Abstract:
Multispectral sensors, along with common and advanced algorithms, have become efficient tools for routine lithological
discrimination and mineral potential mapping. It is with this paradigm in mind that this paper sought to evaluate and
discuss the detection and mapping of magnetite on the Eastern Limb of the Bushveld Complex, using high spectral
resolution multispectral remote sensing imagery and GIS techniques. Despite the wide distribution of magnetite, its
economic importance, and its potential as an indicator of many important geological processes, not many studies
had looked at the detection and exploration of magnetite using remote sensing in this region. The Maximum
Likelihood and Support Vector Machine classification algorithms were assessed for their respective ability to detect
and map magnetite using the PlanetScope Analytic data. A K-fold cross-validation analysis was used to measure the
performance of the training as well as the test data. For each classification algorithm, a thematic landcover map was
created and an error matrix, depicting the user’s and producer’s accuracies as well as kappa statistics, was derived.
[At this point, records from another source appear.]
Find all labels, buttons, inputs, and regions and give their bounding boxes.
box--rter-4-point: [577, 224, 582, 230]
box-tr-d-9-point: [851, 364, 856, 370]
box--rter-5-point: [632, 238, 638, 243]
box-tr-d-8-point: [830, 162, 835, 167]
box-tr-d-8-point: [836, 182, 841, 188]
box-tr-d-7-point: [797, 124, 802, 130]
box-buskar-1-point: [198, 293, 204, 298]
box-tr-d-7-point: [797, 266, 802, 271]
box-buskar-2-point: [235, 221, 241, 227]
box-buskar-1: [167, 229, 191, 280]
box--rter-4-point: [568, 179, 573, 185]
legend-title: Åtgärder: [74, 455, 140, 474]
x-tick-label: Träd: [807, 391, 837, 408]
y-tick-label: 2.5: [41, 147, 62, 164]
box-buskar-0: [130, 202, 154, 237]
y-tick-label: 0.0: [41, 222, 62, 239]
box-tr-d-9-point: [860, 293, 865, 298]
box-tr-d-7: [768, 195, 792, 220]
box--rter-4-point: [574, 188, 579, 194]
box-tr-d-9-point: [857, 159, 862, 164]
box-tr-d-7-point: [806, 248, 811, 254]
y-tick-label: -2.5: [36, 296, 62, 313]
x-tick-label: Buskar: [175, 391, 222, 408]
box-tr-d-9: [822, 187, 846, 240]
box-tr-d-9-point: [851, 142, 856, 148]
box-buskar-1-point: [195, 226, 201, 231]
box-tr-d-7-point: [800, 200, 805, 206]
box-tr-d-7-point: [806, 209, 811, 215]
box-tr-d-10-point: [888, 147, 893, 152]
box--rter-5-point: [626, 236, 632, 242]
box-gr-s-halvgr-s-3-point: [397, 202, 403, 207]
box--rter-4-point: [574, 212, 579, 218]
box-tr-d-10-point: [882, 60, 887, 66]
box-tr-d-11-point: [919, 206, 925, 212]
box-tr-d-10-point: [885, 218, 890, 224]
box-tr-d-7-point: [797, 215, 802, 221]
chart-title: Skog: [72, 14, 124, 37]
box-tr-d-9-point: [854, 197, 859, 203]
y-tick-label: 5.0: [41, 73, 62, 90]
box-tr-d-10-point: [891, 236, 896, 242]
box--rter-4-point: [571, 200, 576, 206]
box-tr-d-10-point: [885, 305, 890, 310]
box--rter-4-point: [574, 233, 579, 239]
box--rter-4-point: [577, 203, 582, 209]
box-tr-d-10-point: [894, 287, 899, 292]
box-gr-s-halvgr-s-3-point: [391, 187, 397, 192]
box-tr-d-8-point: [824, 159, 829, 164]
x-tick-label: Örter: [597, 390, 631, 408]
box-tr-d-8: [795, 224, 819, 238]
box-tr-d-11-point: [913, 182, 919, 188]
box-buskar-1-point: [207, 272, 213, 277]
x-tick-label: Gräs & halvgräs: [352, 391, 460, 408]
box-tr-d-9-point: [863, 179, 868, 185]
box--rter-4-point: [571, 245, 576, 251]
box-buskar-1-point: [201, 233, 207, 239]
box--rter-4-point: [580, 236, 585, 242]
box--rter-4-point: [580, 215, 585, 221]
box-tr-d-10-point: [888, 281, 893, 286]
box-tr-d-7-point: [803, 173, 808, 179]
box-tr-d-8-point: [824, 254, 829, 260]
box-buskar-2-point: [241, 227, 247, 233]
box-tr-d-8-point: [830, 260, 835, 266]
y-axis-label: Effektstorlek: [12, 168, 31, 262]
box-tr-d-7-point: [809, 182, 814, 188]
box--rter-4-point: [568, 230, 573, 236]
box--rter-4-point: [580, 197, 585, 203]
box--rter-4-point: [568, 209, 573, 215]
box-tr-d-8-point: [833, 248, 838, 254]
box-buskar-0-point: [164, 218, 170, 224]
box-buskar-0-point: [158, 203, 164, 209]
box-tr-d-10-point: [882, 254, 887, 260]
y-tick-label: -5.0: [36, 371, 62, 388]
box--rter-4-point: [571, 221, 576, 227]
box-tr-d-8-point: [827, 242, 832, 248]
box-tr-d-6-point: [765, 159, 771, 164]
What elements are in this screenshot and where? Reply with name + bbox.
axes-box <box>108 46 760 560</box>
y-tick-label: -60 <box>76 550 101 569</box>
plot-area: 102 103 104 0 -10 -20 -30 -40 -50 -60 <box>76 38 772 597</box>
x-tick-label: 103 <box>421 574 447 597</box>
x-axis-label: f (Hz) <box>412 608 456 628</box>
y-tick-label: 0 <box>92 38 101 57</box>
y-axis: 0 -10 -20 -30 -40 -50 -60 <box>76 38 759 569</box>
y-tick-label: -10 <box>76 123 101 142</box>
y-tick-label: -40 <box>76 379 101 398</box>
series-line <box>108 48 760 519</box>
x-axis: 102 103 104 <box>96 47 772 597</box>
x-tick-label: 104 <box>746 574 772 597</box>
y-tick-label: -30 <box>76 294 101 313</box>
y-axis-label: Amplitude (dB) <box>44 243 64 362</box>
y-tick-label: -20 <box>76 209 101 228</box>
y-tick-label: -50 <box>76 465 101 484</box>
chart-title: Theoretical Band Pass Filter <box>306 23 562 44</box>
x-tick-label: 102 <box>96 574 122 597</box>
A pairwise comparison test of the image classification algorithms was conducted to determine whether the two
classification algorithms were significantly different from each other. The Maximum Likelihood Classifier significantly
outperformed the Support Vector Machine algorithm, achieving an overall classification accuracy of 84.58% and an
overall kappa value of 0.79. Magnetite was accurately discriminated from the other thematic landcover classes with a
user’s accuracy of 76.41% and a producer’s accuracy of 88.66%. The overall results of this study illustrated that remote
sensing techniques are effective instruments for geological mapping and mineral investigation, especially iron oxide
mineralization in the Eastern Limb of the Bushveld Complex.